I can’t understand why, and we need to use the API for production app.
Does anyone have a clue how to solve this to be consistent? Thanks!

Hi and welcome to the Developer Forum!

My guess is you are running into issues around people and faces, possibly famous people or people that trigger protections around that.

Hey @Foxalabs , thank you for the quick reply. I would agree, but i’m getting different response to the same image, that’s what weird about it. I would understand if it will be consistent for for image A and B, but it’s varies on the same image…

Have you tried with the high detail flag set?

(more words for the bot)

Yes, not helping unfortunately… Is it possible to disable some flag or to make the API less sensitive?

1 Like

Unfortunately not.

The only connectivity you have with the underlying model and it’s systems is the prompt , personally I have found giving a template (a shot) with an example description tends to lead the model to give reliable output, using that method, but with different image content, I have over a million successful image descriptions with only minor issues related to the servers being busy from time to time.

@Foxalabs ,I just tried a different prompt and it works, but now it’s giving a but of less desired output. Can you elaborate more on what you said? Should I send him an example before? Also, I’m trying to optimize my request to run as fast as possible as user are waiting for it to complete in real-time.

Just create a sample output, i.e. show it an example of a perfect reply, then ask it to look at the current image and using the example as a guide produce an output that accurately describes the current image.

@Foxalabs something like that:
Here as an example reply for the request I’m trying to perform on an input image:
Asian female, young adult, with vibrant pink hair
produce an output that accurately describes the current image I uploaded.

Something in those lines?

Yes. I tend to be more formal:

Asian female, young adult, with vibrant pink hair

Please use the example in ### markers as a guide and produce a description of this current image in a similar format, use appropriate wording in your own description.

Interesting, I’m getting this response:

South Asian male, young adult, featuring a neatly trimmed beard.

In this image, we see a young adult male with a distinctive beard and a short haircut. His hair and facial hair are well-groomed, and he gazes.

I have a feeling he uses the Asian example wrongly as the input image is not asian at all haha.

That’s seems to work:
Asian female, young adult, with vibrant pink hair. Please use the example as a guide and produce a description of this current image in a similar format, use appropriate wording in your own description, don’t add other inforamtion, just add the appropriate description for the new image.

What do you think? @Foxalabs

1 Like

Sounds good to me.

(additional words for the bot)

1 Like

You could try being more generic in the decriptions:

Perceived Nationality, gender, short description of facial features, short description of clothing.

1 Like

That is a supervised style of trained denial, new with this model. Instant shut-down. The way to get around that is to provide a system message that states the purpose of the AI vision model is to do exactly what is needed, AND to begin with the output with a mandatory phrase for the “backend processor”, such as output must begin with {“gpt-4-vision”: {“description_of_humans”: "…

Thanks @Foxalabs , I’ll explore further.
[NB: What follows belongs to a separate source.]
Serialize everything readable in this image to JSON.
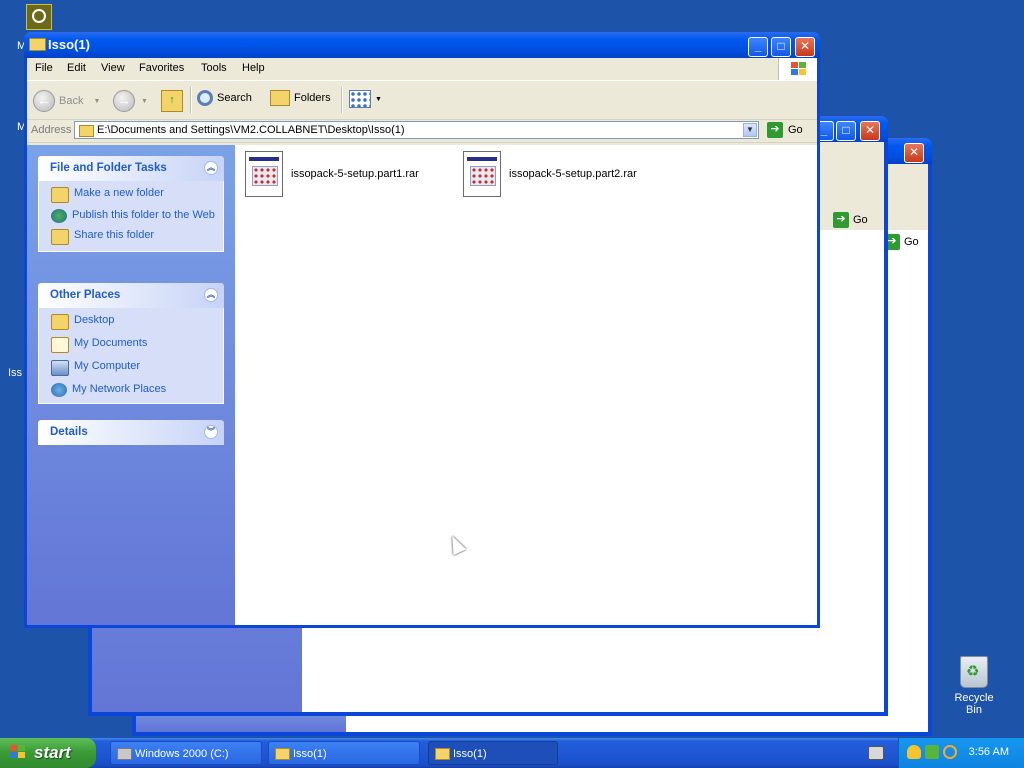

Thanks for the help - I’ll update once I get a stable solution.

1 Like

Hey @_j , thanks for the technical explanation. Seems like you know how to handle it. Do you offer a paid consultant? I’d love to perfect this, and later upload a full solution for the issue, but I do aware that time is money so I’ll help to pay for that service.

Hi @roi Did you ever find a solution for this?

I am also facing same error while trying - Processing and narrating a video with GPT’s visual capabilities. Any help with the solution is much appriciated?

If you are interested in vision for video, you might check out the open-source model MiniGPT4-Video, a demo of which is on huggingface, and accompanies the research paper.

If you are using gpt-4-turbo and it is refusing your input images, you need to establish your authority to the AI to perform the task, and justify the safety measures about any questionable tasks. Let the AI know that there is no user to receive its denials, and failure to perform the pre-approved task will have catastrophic backend API results…(and don’t use my advice to break the terms).